When it matters most, you want to be sure that the treatment facility you choose has access to the diagnostic and testing equipment you’ll need when you need it. After all, no one wants to have to go multiple places to feel better. That’s why you’ll find the latest technologies and systems to ensure Emergis is your only stop during an emergency.
Rest easy and feel better knowing that at Emergis you have access to the latest technology including:
A computed tomography (CT) scan uses X-rays to make detailed pictures of structures inside of the body. It is a rapid, 5-20 minute painless exam that combines the power of X-rays with computers to produce 360 degree, cross-sectional views of your body. A CT is able to image bone, soft tissue and blood vessels all at the same time. It is used to assist the healthcare provider in determining a diagnosis and treatment options.
Here’s what you can expect: During the test, you will lie on a table that is attached to the CT scanner, which is a large doughnut-shaped machine. The CT scanner sends X-rays through the body area being studied. Each rotation of the scanner provides a picture of a thin slice of the body part in question. All of the pictures are saved as a group on a computer.
In some cases, a dye called contrast material may be used. It may be put in a vein (IV) in your arm, or it may be placed into other parts of your body to see those areas better. For some types of CT scans, you drink the dye. The dye makes structures and organs easier to see on the CT pictures.
A CT scan can be used to study all parts of your body, such as the chest, belly, pelvis, or an arm or leg. It can take pictures of body organs, such as the liver, pancreas, intestines, kidneys, bladder, adrenal glands, lungs, and heart. It also can study blood vessels, bones, and the spinal cord.
X-rays are the most common and widely available diagnostic imaging technique. Even if you may ultimately need a more sophisticated test, you will often receive an X-ray first.

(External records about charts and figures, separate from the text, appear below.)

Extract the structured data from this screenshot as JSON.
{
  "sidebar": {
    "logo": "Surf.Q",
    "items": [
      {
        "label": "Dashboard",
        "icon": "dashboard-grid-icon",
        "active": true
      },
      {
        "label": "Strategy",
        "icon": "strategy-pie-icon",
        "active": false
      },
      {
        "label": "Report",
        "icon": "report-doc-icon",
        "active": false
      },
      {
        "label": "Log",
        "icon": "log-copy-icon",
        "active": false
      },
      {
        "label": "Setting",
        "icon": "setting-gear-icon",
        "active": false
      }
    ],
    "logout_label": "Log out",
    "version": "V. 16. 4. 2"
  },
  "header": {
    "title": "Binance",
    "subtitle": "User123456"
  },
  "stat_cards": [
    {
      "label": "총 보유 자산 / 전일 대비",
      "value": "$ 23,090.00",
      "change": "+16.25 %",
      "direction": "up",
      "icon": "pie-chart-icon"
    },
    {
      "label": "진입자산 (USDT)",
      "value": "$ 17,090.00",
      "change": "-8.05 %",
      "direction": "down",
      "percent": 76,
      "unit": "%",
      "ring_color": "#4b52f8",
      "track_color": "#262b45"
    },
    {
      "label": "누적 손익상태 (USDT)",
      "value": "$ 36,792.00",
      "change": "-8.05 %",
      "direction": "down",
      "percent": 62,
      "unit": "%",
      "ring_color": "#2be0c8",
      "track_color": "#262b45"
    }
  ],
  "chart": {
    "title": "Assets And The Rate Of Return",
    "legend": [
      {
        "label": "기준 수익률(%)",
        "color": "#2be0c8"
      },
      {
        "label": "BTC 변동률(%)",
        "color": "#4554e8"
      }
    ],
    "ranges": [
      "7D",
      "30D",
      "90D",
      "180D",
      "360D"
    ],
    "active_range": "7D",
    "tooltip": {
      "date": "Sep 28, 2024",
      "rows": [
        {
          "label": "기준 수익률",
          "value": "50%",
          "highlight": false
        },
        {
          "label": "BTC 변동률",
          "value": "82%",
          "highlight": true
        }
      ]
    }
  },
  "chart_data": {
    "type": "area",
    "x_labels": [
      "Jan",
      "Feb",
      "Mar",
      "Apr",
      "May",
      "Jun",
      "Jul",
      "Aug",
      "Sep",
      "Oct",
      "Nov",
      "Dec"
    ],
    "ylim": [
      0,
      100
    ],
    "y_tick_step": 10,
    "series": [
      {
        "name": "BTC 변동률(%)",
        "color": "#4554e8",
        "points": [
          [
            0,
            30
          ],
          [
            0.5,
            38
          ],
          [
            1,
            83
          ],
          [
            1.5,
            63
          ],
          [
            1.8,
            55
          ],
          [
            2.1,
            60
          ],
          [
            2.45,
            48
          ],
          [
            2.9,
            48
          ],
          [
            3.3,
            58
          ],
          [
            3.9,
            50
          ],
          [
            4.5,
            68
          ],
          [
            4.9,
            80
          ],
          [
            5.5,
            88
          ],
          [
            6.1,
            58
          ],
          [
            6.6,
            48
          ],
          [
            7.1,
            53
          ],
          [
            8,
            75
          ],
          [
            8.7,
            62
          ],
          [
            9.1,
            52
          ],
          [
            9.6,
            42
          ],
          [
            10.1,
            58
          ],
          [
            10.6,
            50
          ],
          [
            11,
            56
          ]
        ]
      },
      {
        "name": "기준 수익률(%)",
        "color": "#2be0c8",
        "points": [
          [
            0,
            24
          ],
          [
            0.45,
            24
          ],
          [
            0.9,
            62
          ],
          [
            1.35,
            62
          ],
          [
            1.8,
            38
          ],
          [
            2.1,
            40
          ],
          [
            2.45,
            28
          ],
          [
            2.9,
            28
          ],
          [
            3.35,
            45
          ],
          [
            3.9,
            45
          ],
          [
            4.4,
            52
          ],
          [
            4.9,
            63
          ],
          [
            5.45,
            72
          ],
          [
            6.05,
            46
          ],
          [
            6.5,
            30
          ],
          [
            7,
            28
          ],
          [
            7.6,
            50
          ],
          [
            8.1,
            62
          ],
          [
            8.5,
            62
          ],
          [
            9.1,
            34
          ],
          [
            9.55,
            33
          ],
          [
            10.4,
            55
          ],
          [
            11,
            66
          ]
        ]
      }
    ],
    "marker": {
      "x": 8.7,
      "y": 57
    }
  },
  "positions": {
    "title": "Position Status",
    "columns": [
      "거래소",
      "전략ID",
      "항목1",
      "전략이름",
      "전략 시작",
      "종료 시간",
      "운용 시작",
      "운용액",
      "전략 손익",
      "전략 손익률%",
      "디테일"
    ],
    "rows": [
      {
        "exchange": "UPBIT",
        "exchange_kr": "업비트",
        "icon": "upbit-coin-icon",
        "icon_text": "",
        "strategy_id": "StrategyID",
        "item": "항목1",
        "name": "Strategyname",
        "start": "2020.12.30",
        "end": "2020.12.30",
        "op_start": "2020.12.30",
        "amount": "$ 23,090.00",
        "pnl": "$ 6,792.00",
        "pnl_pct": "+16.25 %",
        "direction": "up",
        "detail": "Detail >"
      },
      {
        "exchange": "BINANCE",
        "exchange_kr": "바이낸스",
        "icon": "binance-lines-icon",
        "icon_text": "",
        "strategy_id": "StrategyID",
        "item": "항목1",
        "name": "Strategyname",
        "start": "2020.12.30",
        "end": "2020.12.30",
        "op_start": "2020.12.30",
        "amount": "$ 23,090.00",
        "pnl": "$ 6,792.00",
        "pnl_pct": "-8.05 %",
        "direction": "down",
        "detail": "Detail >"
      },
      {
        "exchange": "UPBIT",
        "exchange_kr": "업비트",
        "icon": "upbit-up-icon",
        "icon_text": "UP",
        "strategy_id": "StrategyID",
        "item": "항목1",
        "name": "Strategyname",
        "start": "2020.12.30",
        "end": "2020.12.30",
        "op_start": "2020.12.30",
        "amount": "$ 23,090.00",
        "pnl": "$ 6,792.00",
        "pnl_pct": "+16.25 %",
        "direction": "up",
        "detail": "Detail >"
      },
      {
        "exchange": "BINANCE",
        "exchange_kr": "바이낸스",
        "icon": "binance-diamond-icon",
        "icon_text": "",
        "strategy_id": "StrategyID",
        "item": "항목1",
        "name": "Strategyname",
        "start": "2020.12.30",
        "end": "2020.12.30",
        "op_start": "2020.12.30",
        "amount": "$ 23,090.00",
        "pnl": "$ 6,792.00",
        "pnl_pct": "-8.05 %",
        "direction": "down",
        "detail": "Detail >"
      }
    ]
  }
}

X-rays use radiation to produce images of the body. When the rays pass through the body, dense objects—such as bones—appear white on the film. X-rays are typically used to view and diagnose bone disease, degeneration, fractures, dislocations, infections and tumors.
Though often used to examine skeletal structures, an X-ray can also be used to look at other internal structures, such as organs. In this case, the patient may be given dye to make the organs stand out more clearly in the X-ray image.
Here’s what you can expect: During an X-ray, the part of the body that is being looked at will be placed between an X-ray machine and photographic film. The machine then sends electromagnetic waves (radiation) through the body, reflecting the patient’s internal structures on the exposed film.
An X-ray uses a very small amount of radiation to produce an image of the bones and tissues surrounding a joint.
Ultrasound uses high-frequency sound to image internal structures by the differing reflection signals produced when a beam of sound waves is projected into the body and bounces back at interfaces between those structures. Ultrasound diagnosis differs from radiological diagnosis in that there is no ionizing radiation involved. This diagnostic service is also called ultrasound diagnosing.
While lab tests play an important role in your medical care, most lab tests won’t provide all the information your doctor needs to make a diagnosis or treatment decisions.
Making sense of your lab test involves more than just knowing why the test is done. It is also important to understand what the results mean and what factors can affect results. Sometimes test results can be affected by when you last ate or exercised, your age, and medicines or herbal supplements you’re taking.
Although lab test results may not provide all of the information that your doctor needs, the tests help him or her make a diagnosis. Understanding your results will help you and your doctor discuss the next step in your diagnosis or treatment.
Emergis ER can provide immediate pharmacy services to patients in need of prescription medication during their care. All of the medication critical to your care is right on hand, so you can get better faster.